Lucy Simon, Tony-Nominated Composer and Sister of Carly Simon, Dies at 82
She recorded in a folk act with the "You're So Vain" singer, then worked on Broadway in 'The Secret Garden' and 'Doctor Zhivago.'
She was not on the list.
Lucy Simon, the composer and sister of pop superstar Carly Simon who received a Tony nomination in 1991 for her work on the long-running Broadway musical The Secret Garden, has died. She was 82.
Simon died Thursday at her home in Piedmont, New York, after a long battle with breast cancer, a family spokesperson announced.
She and Carly began their careers in Provincetown, Massachusetts, as The Simon Sisters, and their folk act opened for the likes of The Tarriers in Greenwich Village nightclubs. Their recording of “Wynken, Blynken & Nod” reached No. 73 on the Billboard Hot 100 in 1964.
Lucy Simon became the rare female composer to have a show on Broadway when The Secret Garden debuted in April 1991. Starring Rebecca Luker, Mandy Patinkin, Alison Fraser and Daisy Eagan and based on Frances Hodgson Burnett’s beloved children’s novel, the musical ran for 709 performances on Broadway, won two Tonys and has been performed all over the world.
Her next musical, Doctor Zhivago, debuted in Australia after almost 20 years of gestation and landed on Broadway in March 2015. She said her inspiration for that came from the poems Boris Pasternak wrote as Zhivago at the end of his epic 1957 novel.
“Those poems were my way into the music, my inspiration to tell the story in song,” she said.
Simon was born in New York on May 5, 1940. Her father was publishing giant Richard Simon, and her mother, Andrea, was a onetime switchboard operator at Simon & Schuster.
She was the second oldest of four children: she followed Joanna and preceded Carly and Peter. They all grew up in a musical household where her parents entertained such luminaries as James Thurber, Richard Rodgers, Benny Goodman and Oscar Hammerstein.
A school assignment to memorize and recite a poem prompted Simon, then 14 and dyslexic, to write music for the Eugene Field poem “Wynken, Blynken & Nod.” It was the only way she could remember it.

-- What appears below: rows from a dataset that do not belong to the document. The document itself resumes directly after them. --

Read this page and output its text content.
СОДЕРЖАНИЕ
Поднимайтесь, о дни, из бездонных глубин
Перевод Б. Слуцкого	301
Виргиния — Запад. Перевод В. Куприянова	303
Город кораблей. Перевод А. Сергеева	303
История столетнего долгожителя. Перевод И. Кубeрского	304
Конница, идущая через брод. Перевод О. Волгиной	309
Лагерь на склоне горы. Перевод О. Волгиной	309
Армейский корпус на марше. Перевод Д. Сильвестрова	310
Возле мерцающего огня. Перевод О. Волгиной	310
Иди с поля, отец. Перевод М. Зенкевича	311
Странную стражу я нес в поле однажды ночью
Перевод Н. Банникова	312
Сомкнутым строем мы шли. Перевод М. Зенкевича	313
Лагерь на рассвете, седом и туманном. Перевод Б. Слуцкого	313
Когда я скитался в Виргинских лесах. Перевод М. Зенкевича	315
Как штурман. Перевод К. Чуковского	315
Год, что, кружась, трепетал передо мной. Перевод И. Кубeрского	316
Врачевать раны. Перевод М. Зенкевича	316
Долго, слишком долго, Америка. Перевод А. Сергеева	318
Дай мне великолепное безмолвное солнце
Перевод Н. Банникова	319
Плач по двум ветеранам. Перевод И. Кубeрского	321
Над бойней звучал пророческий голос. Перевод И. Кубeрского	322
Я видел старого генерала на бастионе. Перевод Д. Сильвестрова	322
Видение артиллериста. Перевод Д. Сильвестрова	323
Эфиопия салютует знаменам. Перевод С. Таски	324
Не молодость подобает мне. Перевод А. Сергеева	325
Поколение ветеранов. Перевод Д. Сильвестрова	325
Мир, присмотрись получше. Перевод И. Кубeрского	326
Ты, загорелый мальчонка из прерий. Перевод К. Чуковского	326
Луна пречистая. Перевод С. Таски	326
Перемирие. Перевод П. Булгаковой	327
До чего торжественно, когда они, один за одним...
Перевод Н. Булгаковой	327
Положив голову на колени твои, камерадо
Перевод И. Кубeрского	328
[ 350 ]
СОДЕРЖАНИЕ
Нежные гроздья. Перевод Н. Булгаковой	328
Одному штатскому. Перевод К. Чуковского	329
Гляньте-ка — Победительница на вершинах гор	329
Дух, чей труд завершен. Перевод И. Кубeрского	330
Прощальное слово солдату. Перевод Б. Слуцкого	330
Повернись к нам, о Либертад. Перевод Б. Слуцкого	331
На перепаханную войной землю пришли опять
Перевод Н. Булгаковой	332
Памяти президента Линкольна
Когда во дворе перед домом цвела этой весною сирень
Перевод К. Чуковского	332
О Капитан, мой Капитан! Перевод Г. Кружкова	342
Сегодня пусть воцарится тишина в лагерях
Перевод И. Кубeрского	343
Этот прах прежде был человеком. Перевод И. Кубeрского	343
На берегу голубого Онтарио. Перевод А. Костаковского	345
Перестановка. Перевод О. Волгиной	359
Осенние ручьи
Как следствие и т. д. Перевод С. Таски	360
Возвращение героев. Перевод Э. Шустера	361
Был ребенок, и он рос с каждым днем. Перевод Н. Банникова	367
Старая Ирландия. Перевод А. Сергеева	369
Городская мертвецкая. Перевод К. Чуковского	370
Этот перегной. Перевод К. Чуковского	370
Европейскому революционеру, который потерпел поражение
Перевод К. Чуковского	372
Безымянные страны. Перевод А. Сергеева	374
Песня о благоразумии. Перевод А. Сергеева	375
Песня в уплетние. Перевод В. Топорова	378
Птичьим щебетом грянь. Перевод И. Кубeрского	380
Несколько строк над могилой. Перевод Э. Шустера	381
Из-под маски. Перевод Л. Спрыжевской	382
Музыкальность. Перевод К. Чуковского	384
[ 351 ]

While Carly would find huge success with such hits as “Anticipation,” “Haven’t Got Time for the Pain” and “You’re So Vain,” Lucy went to nursing school and married psychiatrist David Levine in 1967. However, she returned to record two solo albums for RCA, 1975’s Lucy Simon and 1977’s Stolen Time (Carly and James Taylor provided backing vocals on the latter).
She and her husband then produced a pair of Grammy-winning children’s albums, 1981’s In Harmony and 1983’s In Harmony 2.
Simon acquired the rights to turn the classic children’s book Little House on the Prairie into a musical and worked with lyricist Susan Birkenhead on it, but the project never went forward.
Playwright Marsha Norman, who wrote the book and lyrics for The Secret Garden, and producer Heidi Landesman hired Simon as their composer after hearing a demo melody she had written for “I Heard Someone Crying.”
The Center Theatre Group in Los Angeles will present a new production of The Secret Garden, directed by Warren Carlyle, at the Ahmanson Theatre from Feb. 19-March 26. A concert version of Doctor Zhivago starring Ramin Karimloo is set for May 9 at The Palladium in London.
Simon also wrote and produced the songs and soundtrack for the 1993 HBO telefilm The Positively True Adventures of the Alleged Texas Cheerleader Murdering Mom, starring Holly Hunter.
In 2018, she received the Samuel French Award for Sustained Excellence in American Theater.
Simon had been working with Birkenhead and Emily Mann on the musical On Cedar Street, based on the 2015 book Our Souls at Night and with Victoria Clark directing. Her battle with stage 4 metastatic breast cancer forced her to bow out of the project, but some of her music will live on.
In addition to her sister and husband, survivors include her children, Julie (and her former husband, Christopher) and James (and his wife, Alanna), and grandchildren Sophie, Ben, Charlie and Evie.